Pub Date: Sept. 7th, 1979
ISBN: 0140055932
Publisher: Viking

Only a few pages into this important novel you can tell that Gordimer has marshaled all her powers to directly take on, once and for all, what's at the degraded center of the South African milieu she has explored before. A Solzhenitsyn would appreciate the breadth of her rage here; and if this angry, agonized book lacks anything, it's only Solzhenitsyn's mastery of dramatization and parable. Lionel Burger, an Afrikaans doctor, was the saint of the banned South African Communist party; when his daughter Rosa was 14 he was sent to jail for life, only to die shortly thereafter. That Rosa, who has grown up always on the knife-edge of political opposition and danger, enters young adulthood steering a course away from politics is understandable--hasn't her family contributed enough? She becomes a physiotherapist and is not eager to do even the mildest anti-government work. But, in a Dostoevskian scene, she witnesses a drunken Soweto black whipping a donkey with such blind cruelty that she can't take it anymore: she must flee. By playing up to a young, brilliant Afrikaans apologist, she manages to get an exit visa; she flies to the Riviera, her first trip out of the country, to summer with her father's first wife.
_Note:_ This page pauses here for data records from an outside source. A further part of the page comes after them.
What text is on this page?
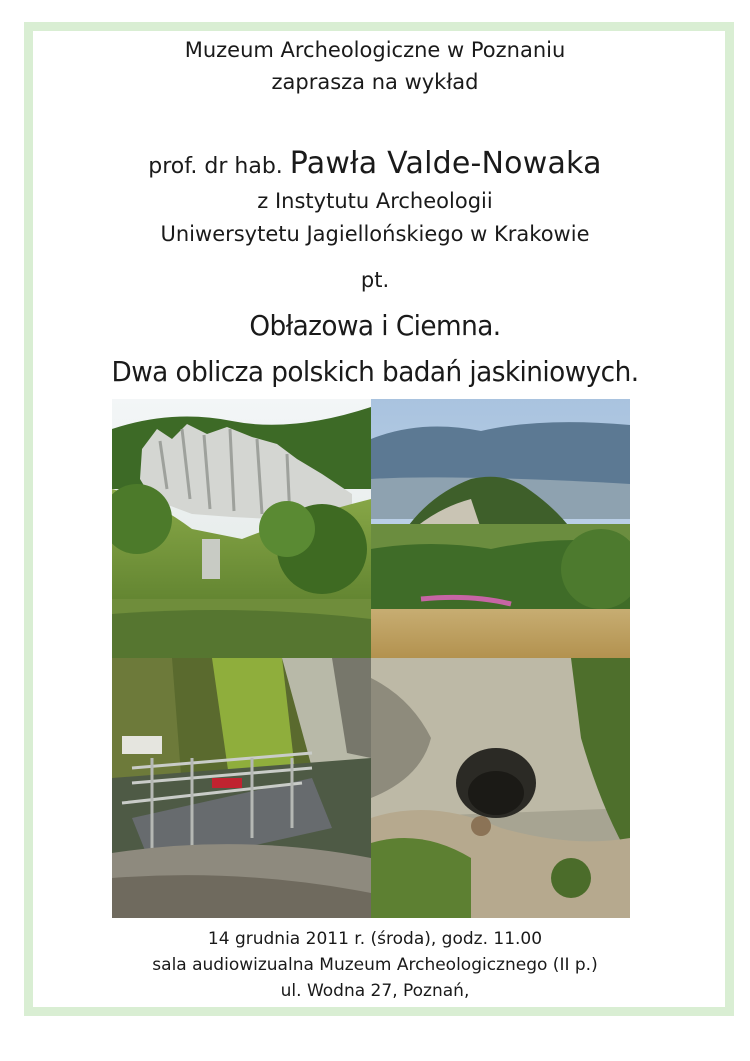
Muzeum Archeologiczne w Poznaniu
zaprasza na wykład
prof. dr hab. Pawła Valde-Nowaka
z Instytutu Archeologii
Uniwersytetu Jagiellońskiego w Krakowie
pt.
Obłazowa i Ciemna.
Dwa oblicza polskich badań jaskiniowych.
14 grudnia 2011 r. (środa), godz. 11.00
sala audiowizualna Muzeum Archeologicznego (II p.)
ul. Wodna 27, Poznań,
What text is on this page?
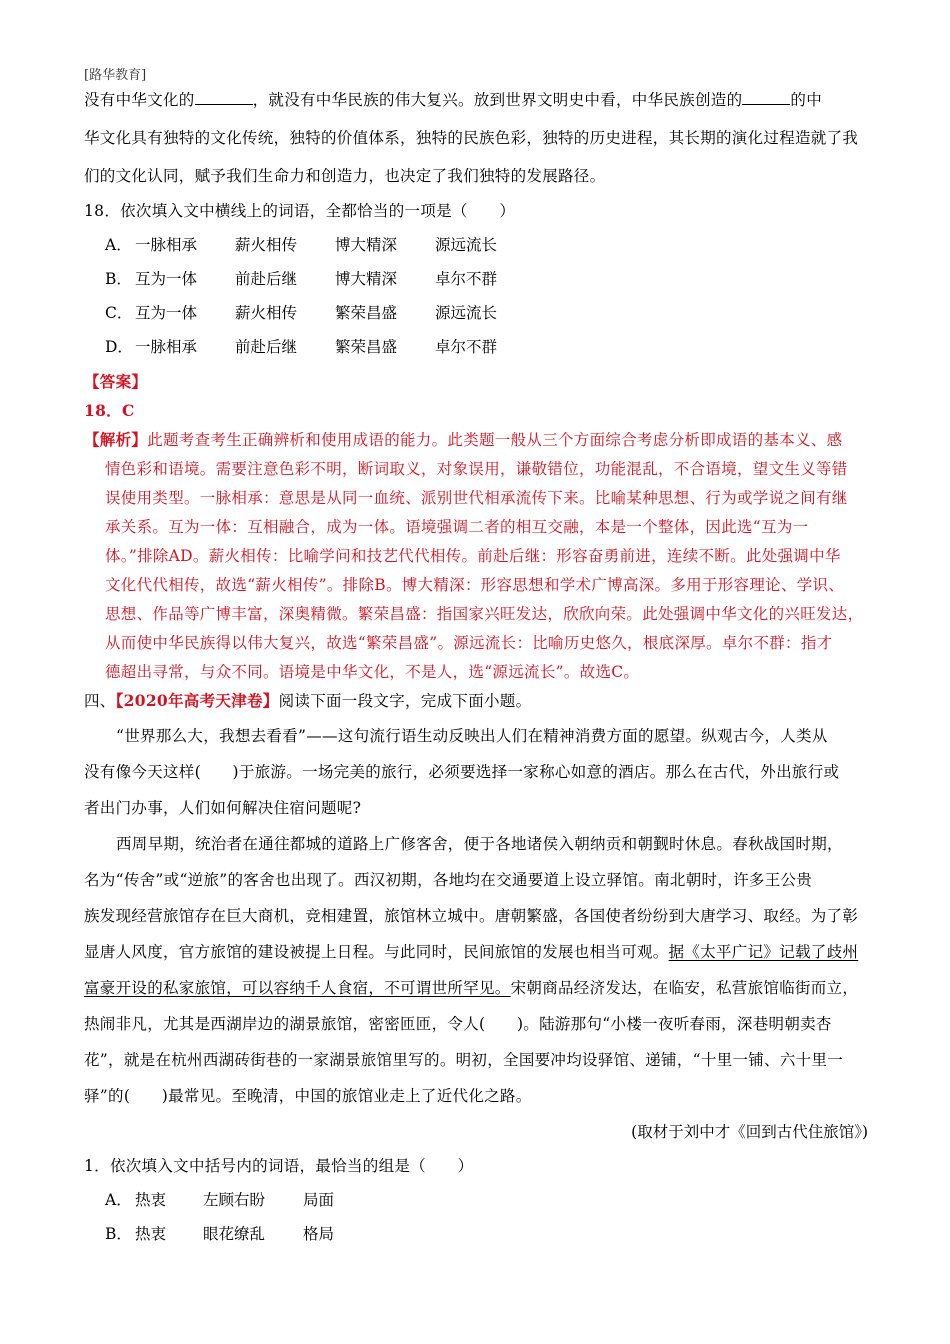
[路华教育]
没有中华文化的	，就没有中华民族的伟大复兴。放到世界文明史中看，中华民族创造的	的中
华文化具有独特的文化传统，独特的价值体系，独特的民族色彩，独特的历史进程，其长期的演化过程造就了我
们的文化认同，赋予我们生命力和创造力，也决定了我们独特的发展路径。
18．依次填入文中横线上的词语，全都恰当的一项是（　　）
A． 一脉相承 薪火相传 博大精深 源远流长
B． 互为一体 前赴后继 博大精深 卓尔不群
C． 互为一体 薪火相传 繁荣昌盛 源远流长
D． 一脉相承 前赴后继 繁荣昌盛 卓尔不群
【答案】
18．C
【解析】此题考查考生正确辨析和使用成语的能力。此类题一般从三个方面综合考虑分析即成语的基本义、感
情色彩和语境。需要注意色彩不明，断词取义，对象误用，谦敬错位，功能混乱，不合语境，望文生义等错
误使用类型。一脉相承：意思是从同一血统、派别世代相承流传下来。比喻某种思想、行为或学说之间有继
承关系。互为一体：互相融合，成为一体。语境强调二者的相互交融，本是一个整体，因此选“互为一
体。”排除AD。薪火相传：比喻学问和技艺代代相传。前赴后继：形容奋勇前进，连续不断。此处强调中华
文化代代相传，故选“薪火相传”。排除B。博大精深：形容思想和学术广博高深。多用于形容理论、学识、
思想、作品等广博丰富，深奥精微。繁荣昌盛：指国家兴旺发达，欣欣向荣。此处强调中华文化的兴旺发达，
从而使中华民族得以伟大复兴，故选“繁荣昌盛”。源远流长：比喻历史悠久，根底深厚。卓尔不群：指才
德超出寻常，与众不同。语境是中华文化，不是人，选“源远流长”。故选C。
四、【2020年高考天津卷】阅读下面一段文字，完成下面小题。
“世界那么大，我想去看看”——这句流行语生动反映出人们在精神消费方面的愿望。纵观古今，人类从
没有像今天这样(　　)于旅游。一场完美的旅行，必须要选择一家称心如意的酒店。那么在古代，外出旅行或
者出门办事，人们如何解决住宿问题呢?
西周早期，统治者在通往都城的道路上广修客舍，便于各地诸侯入朝纳贡和朝觐时休息。春秋战国时期，
名为“传舍”或“逆旅”的客舍也出现了。西汉初期，各地均在交通要道上设立驿馆。南北朝时，许多王公贵
族发现经营旅馆存在巨大商机，竞相建置，旅馆林立城中。唐朝繁盛，各国使者纷纷到大唐学习、取经。为了彰
显唐人风度，官方旅馆的建设被提上日程。与此同时，民间旅馆的发展也相当可观。据《太平广记》记载了歧州
富豪开设的私家旅馆，可以容纳千人食宿，不可谓世所罕见。宋朝商品经济发达，在临安，私营旅馆临街而立，
热闹非凡，尤其是西湖岸边的湖景旅馆，密密匝匝，令人(　　)。陆游那句“小楼一夜听春雨，深巷明朝卖杏
花”，就是在杭州西湖砖街巷的一家湖景旅馆里写的。明初，全国要冲均设驿馆、递铺，“十里一铺、六十里一
驿”的(　　)最常见。至晚清，中国的旅馆业走上了近代化之路。
(取材于刘中才《回到古代住旅馆》)
1．依次填入文中括号内的词语，最恰当的组是（　　）
A． 热衷 左顾右盼 局面
B． 热衷 眼花缭乱 格局
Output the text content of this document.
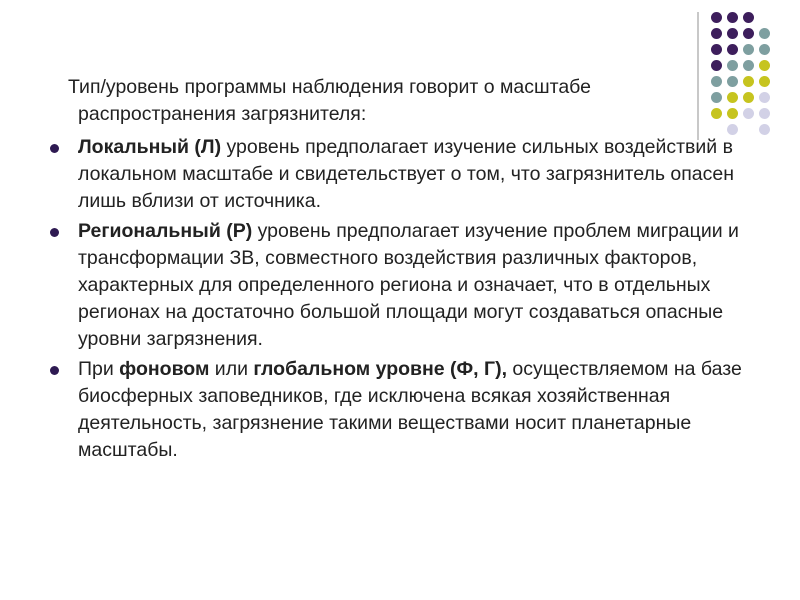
Тип/уровень программы наблюдения говорит о масштабе распространения загрязнителя:

Локальный (Л) уровень предполагает изучение сильных воздействий в локальном масштабе и свидетельствует о том, что загрязнитель опасен лишь вблизи от источника.
Региональный (Р) уровень предполагает изучение проблем миграции и трансформации ЗВ, совместного воздействия различных факторов, характерных для определенного региона и означает, что в отдельных регионах на достаточно большой площади могут создаваться опасные уровни загрязнения.
При фоновом или глобальном уровне (Ф, Г), осуществляемом на базе биосферных заповедников, где исключена всякая хозяйственная деятельность, загрязнение такими веществами носит планетарные масштабы.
Sybaritic life in France couldn't be more different from what Rosa is used to: she has a love affair and even considers staying in Europe until a run-in with a black student she knows from Soweto clears her mind, recalls her responsibility. She returns to South Africa, works in a Soweto hospital, and eventually is detained during the 1977 crackdown on dissidents. Gordimer turns away from none of the uneasy questions--Lionel's communism (""Who are they to make you responsible for Stalin and deny you Christ?"" Rosa wonders), white guilt and responsibility, the vast sin that hangs over anything and anyone associated with apartheid--though the political ideas are largely, unfortunately relegated to conversation. Also a problem: the frequent over-tooling of the prose, in a book that seems by nature to reject too fine a sensibility. But, although it's not The First Circle or Cancer Ward, this is a strong, pulsing piece of work in which the moral imperatives stand right out: the must-read fiction on South Africa for the 1970s, just as Alan Paton was essential reading a generation ago.